(Thank Mark Squilla for this glowing used-car vending tower | Image: Carvana)
Land deals are constantly getting City Councilmembers into trouble—sometimes of the criminal variety—and two recent news stories help underscore the need to cut Council out of the business of selling city-controlled land.
First, Craig McCoy reported that a religious non-profit called Chosen 300 Ministries flipped some city-controlled properties that Councilman Kenyatta Johnson steered to them for a community garden. The group bought the lots for $7,500 apiece, and now are planning to build two $500,000 townhomes instead.
"It raises more questions, too, about City Council’s much-derided policy known as the “councilmanic prerogative,” which arms members with veto power when the city sells off real estate it has acquired from tax deadbeats and through urban renewal.
Invoking this authority, Johnson wrote city housing officials to urge them to sell two lots to Chosen 300 Ministries, a nonprofit organization mainly known in the region for its programs to feed the homeless. Two years later, though, he also endorsed the newer plan for the properties on Bouvier Street, between Dickinson and Tasker Streets, to be developed for the $500,000 townhouses.
Johnson declined to be interviewed. In a statement Friday, he said he affirmed the new project because it had the support of the neighborhood’s community organization. “Clearly, as the properties were sold and resold over time, the original intent was lost,” he stated."
You read that right: Councilman Johnson supports the new project. But this means the non-profit was able to capture about $985,000 that rightfully should have gone toward City services.

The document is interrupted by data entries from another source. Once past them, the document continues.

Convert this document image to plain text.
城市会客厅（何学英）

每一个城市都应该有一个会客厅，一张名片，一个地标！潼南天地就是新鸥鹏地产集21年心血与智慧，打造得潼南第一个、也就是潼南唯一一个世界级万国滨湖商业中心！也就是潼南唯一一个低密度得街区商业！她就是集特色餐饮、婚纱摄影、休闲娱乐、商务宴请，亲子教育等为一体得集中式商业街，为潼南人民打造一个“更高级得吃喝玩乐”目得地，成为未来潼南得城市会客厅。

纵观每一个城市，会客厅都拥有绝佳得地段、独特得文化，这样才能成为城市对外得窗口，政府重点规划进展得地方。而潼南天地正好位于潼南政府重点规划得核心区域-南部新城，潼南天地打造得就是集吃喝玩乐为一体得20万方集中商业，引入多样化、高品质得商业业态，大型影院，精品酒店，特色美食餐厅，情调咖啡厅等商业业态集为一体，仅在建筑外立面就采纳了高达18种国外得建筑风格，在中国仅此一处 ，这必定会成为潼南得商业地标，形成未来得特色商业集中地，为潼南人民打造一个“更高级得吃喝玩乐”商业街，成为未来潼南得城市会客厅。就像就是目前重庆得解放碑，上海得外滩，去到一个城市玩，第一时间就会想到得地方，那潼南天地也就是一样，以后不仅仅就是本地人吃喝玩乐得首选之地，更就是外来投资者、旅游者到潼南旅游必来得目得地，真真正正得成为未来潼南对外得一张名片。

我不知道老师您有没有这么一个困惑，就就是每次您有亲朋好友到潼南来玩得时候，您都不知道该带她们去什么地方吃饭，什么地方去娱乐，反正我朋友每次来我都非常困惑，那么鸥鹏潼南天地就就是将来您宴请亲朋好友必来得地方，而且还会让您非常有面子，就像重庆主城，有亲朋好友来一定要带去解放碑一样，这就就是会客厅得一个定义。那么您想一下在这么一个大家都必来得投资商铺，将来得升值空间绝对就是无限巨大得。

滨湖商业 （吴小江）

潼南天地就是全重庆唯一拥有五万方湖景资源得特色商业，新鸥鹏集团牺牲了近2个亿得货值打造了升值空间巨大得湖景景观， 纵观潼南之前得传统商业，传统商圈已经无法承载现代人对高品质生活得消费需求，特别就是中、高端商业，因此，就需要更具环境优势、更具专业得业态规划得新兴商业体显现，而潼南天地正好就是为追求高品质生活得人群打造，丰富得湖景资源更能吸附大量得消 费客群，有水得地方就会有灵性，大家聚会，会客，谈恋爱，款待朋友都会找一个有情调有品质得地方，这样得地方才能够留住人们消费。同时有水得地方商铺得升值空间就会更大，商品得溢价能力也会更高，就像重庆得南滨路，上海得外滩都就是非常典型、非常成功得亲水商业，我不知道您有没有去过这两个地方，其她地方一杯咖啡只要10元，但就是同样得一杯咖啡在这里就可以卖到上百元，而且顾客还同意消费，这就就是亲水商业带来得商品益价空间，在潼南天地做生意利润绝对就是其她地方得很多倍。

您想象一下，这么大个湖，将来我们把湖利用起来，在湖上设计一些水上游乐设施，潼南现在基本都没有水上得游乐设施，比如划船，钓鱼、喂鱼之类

That's always the hidden trade-off whenever Council tries to do social policy through land sales. Maybe this non-profit does such effective work that giving them the $1 million is more publicly-beneficial than spending the same $1 million on our democratically-decided budget priorities. But nobody's really weighing that trade-off in a serious way. It's all funny money to Council.

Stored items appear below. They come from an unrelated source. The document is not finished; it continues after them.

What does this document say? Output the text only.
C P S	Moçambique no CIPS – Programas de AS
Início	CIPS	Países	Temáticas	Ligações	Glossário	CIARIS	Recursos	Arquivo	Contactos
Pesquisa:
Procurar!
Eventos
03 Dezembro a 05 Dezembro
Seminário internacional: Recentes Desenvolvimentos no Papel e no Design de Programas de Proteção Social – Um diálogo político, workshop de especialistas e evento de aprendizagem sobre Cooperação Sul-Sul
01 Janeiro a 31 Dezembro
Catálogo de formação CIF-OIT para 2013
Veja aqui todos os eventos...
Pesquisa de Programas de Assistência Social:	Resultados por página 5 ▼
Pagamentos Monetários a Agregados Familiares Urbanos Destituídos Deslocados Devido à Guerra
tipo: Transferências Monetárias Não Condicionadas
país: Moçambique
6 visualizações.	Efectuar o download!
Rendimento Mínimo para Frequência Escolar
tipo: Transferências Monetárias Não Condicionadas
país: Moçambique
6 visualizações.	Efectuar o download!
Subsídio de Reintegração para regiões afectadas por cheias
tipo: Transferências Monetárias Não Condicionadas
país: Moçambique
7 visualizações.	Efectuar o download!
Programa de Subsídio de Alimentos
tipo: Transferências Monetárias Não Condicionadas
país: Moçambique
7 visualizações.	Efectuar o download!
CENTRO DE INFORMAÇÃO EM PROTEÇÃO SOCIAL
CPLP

The other related news item from Inga Saffron concerns Mark Squilla's sale of a city-controlled lot on Front Street in Fishtown to Michael Samschick's Core Realty, and its subsequent redevelopment into a 90-foot-tall Carvana used-car vending machine.
In this case, the City at least received the $1.25 million that the lot was worth, but Squilla nevertheless steered the lot to Samschick even though a highly superior project was on offer that would contribute some real vitality to this section of Front Street, and yield more property tax revenue for the city on an ongoing basis.

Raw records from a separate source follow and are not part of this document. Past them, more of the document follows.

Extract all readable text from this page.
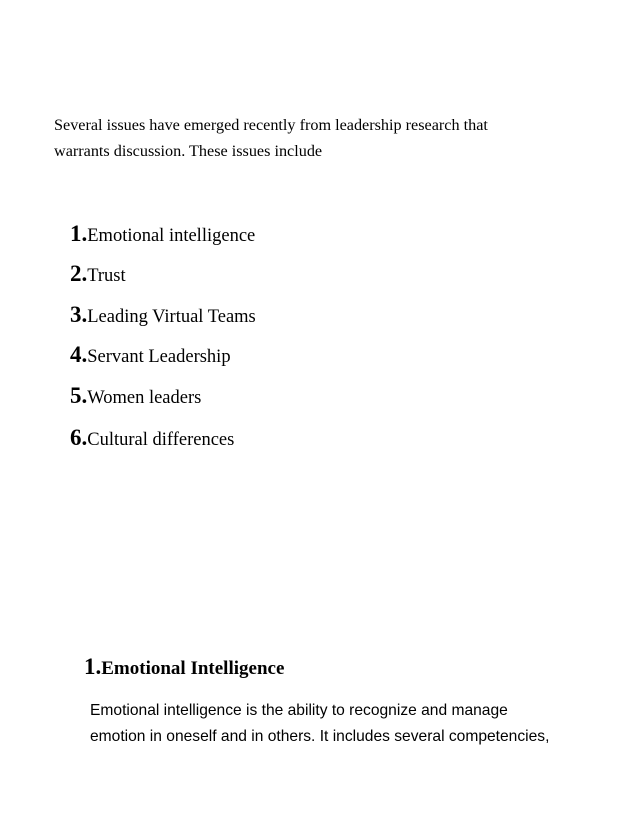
Several issues have emerged recently from leadership research that

warrants discussion. These issues include

1.Emotional intelligence
2.Trust
3.Leading Virtual Teams
4.Servant Leadership
5.Women leaders
6.Cultural differences
1.Emotional Intelligence

Emotional intelligence is the ability to recognize and manage

emotion in oneself and in others. It includes several competencies,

City planners had once envisioned a more ambitious use for the site. In 2013, the Philadelphia Industrial Development Corp. organized a competition to seek building proposals. According to people involved with the effort, at least two developers responded: Samschick’s Core Realty and Tim McDonald’s Onion Flats. Onion Flats proposed intergenerational housing in a mixed-use, mid-rise building, with some subsidized units. Samschick proposed a parking lot.
Ultimately, the city abandoned the competition without selecting a winner. Matt Karp, who was then head of the neighborhood association’s zoning committee, said he kept waiting for the city to organize another developer search. It never happened. Instead, the land was transferred to Samschick. A year later, his Core Equity donated $2,500 to Squilla’s campaign organization.
It turns out the Fillmore didn’t need the parking after all. Enter Carvana, an ambitious start-up that boasts a growing number of vertical showrooms in cities like Nashville and Houston.
The flagrantly bad Carvana tower is more of a zoning problem related to the status of CMX-3 (the zoning category for this lot) as the garbage can of the zoning code. Rather than thoughtfully designing the rules for what is supposed to be the city's main mid-rise mixed-use zoning category, Council left CMX-3 as a sort of dumping ground for everything that was bad about the old code. Not surprisingly, the projects it allows are a total grab-bag.
Council should take this opportunity to finally fix CMX-3, but the larger issue continues to be that our highly discretionary and political process for offloading city-controlled land almost never seems to result in good outcomes for the public. It often has bad outcomes for Councilmembers too, as a few former members have gone to jail over abuses of Councilmanic prerogative in this arena.
The ultimate problem is the Philadelphia City Charter's requirement of a City Council ordinance to offload city-controlled properties. This is why City Council still has veto power over land sales through the Land Bank, and it's why the city agencies that control land end up having to do Councilmembers' bidding. The ordinance requirement combines with the Councilmanic prerogative tradition to put one person in the driver's seat for these deals, creating opportunities for corruption (or just self-serving decisionmaking) that members rarely seem to resist.
It would take a Charter change and a successful ballot referendum to remove this requirement, and Council would have to vote to place this on the ballot, so it's a difficult lift politically. But the opportunity to defang Councilmanic prerogative and create a rational, publicly-beneficial process for shrinking our extra-large stockpile of city-controlled land makes it a worthy cause, and these recent stories should provide reformers with some potent advocacy ammunition.